Parking sensors are not really just for enforcement
Parking sensors are not really just for enforcement: they’re a way of gathering data.
At this point in history, populous environments are only becoming denser and more populated. There are more university students, more city residents, more shopping centres with higher traffic. And someone has to take on the unenviable task of determining the best way to use their space, an increasingly scarce resource. In this landscape, the value of the information collected by sensors is invaluable.
What type of sensor?
Parking sensors work in several different ways, but the most common among them are the sensors which use infrared and those which use magnets.
Infrared parking sensors use the physics of light to determine when the space above them is occupied.
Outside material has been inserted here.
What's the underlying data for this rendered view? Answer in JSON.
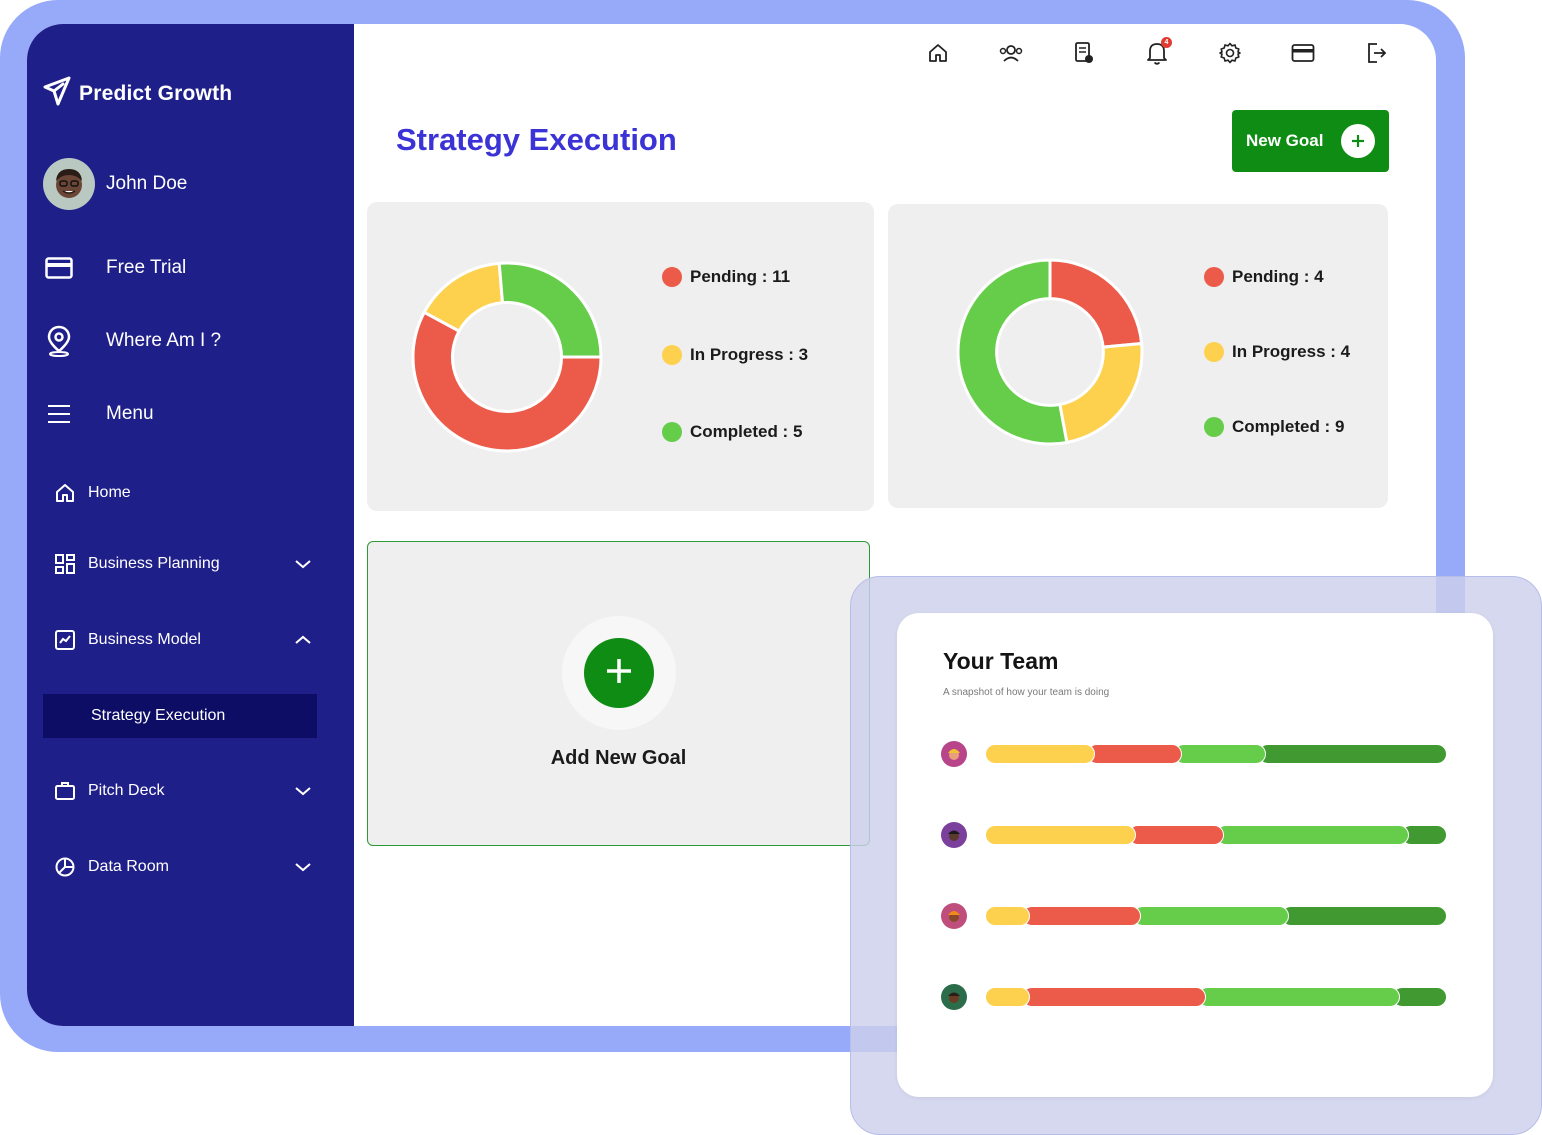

Magnetometric sensors use the earth’s magnetic field and the large quantities of metals present in vehicles to determine the movements of the cars around them.
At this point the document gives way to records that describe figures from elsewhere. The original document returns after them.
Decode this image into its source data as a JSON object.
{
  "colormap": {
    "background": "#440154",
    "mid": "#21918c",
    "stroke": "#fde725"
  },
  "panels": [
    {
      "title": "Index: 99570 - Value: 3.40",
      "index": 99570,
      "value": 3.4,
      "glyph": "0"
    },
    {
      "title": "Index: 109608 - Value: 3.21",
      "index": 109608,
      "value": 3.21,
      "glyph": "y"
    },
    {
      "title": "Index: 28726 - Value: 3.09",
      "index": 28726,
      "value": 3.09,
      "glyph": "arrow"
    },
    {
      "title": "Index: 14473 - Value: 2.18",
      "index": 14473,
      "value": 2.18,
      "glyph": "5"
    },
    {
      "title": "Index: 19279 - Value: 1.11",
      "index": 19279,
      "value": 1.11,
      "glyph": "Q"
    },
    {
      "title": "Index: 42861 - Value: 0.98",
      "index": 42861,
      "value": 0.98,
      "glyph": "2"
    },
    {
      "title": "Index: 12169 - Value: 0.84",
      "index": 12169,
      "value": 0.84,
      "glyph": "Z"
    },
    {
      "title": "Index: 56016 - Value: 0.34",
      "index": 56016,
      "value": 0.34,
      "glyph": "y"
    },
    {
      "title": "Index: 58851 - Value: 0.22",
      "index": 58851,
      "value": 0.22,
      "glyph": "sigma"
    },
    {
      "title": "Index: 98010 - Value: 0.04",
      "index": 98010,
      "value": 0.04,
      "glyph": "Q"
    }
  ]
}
Most of our sensors are of the magnetometric variety.
They’re highly accurate, so the organisations that install them typically get a good idea of when a vehicle arrives in a bay, how long it stays there, and when it leaves.
This gives us a great idea of how much traffic occurs at different times and days. Over time, these measurements can also tell us when traffic has changed in an area, which can be correlated with changes to the environment, like a new residential building or the refurbishment of a shopping centre. If traffic spikes in accordance with the seasons or specific cultural events, that’s also recorded.
This is an easy, anonymous way to get high quality information
This is an easy, anonymous way to get high quality information about where people are travelling, and possibly even why. Good information about how people use space allows us to make better choices about what they do with that space. This might include changes to parking, like differences in permits, parking rules or zoning. But it might also include changes to other aspects of planning, like provisions for public services or determining how many locals are likely to attend an event, or emergency services planning.